The dosage or concentration of the bioactive agent required to produce a favorable therapeutic effect should be less than the level at which the bioactive agent produces toxic effects and greater than the level at which non-therapeutic results are obtained. The dosage or concentration of the bioactive agent can depend upon factors such as the particular circumstances of the patient, the nature of the trauma, the nature of the therapy desired, the time over which the ingredient administered resides at the vascular site, and if other active agents are employed, the nature and type of the substance or combination of substances.

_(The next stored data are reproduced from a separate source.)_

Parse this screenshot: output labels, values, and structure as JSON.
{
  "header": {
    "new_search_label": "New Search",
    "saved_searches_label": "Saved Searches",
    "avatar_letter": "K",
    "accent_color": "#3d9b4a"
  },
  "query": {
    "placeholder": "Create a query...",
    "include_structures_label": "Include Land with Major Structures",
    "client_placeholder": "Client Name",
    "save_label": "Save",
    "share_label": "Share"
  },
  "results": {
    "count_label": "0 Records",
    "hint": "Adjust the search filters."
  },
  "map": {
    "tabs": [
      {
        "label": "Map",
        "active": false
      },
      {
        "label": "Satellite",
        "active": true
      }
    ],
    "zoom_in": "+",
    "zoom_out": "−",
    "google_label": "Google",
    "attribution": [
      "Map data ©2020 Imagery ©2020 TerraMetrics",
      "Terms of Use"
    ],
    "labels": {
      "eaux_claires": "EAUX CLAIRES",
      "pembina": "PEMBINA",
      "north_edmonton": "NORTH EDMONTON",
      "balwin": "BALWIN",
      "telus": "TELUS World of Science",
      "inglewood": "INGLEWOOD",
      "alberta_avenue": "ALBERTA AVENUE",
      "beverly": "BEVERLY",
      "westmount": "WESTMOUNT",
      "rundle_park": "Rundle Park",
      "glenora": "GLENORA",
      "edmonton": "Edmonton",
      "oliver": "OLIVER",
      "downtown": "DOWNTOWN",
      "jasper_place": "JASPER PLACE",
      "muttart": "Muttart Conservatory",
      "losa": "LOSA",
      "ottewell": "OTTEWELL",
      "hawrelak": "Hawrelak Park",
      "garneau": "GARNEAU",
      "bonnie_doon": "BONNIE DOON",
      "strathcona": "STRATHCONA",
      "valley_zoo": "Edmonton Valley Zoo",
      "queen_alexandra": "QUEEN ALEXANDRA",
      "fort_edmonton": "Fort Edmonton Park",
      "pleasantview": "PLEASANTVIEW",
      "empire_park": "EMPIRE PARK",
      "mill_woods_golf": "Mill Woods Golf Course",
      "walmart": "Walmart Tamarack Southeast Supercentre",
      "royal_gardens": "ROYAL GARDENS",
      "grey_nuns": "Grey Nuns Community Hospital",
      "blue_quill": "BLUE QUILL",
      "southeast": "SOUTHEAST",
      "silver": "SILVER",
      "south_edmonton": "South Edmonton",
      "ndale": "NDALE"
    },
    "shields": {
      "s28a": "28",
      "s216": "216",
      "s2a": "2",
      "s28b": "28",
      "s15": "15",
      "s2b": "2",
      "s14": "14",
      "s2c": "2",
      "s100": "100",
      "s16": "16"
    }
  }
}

In some embodiments, the dose will be tailored to the specific anatomy for treatment. Some of these areas are arteries of coronary, cerebral. carotid, renal, iliac, popliteal, tibial, etc. Therapeutic effective dosages can be determined empirically, for example by infusing vessels from suitable animal model systems and using immunohistochemical, fluorescent or electron microscopy methods to detect the agent and its effects, or by conducting suitable in vitro studies. Standard pharmacological test procedures to determine dosages are understood by one of ordinary skill in the art. In addition patient state of health, diabetes type of anatomy, type of lesion, severity of lesion and other indicators can be used to determine dose and elution profile.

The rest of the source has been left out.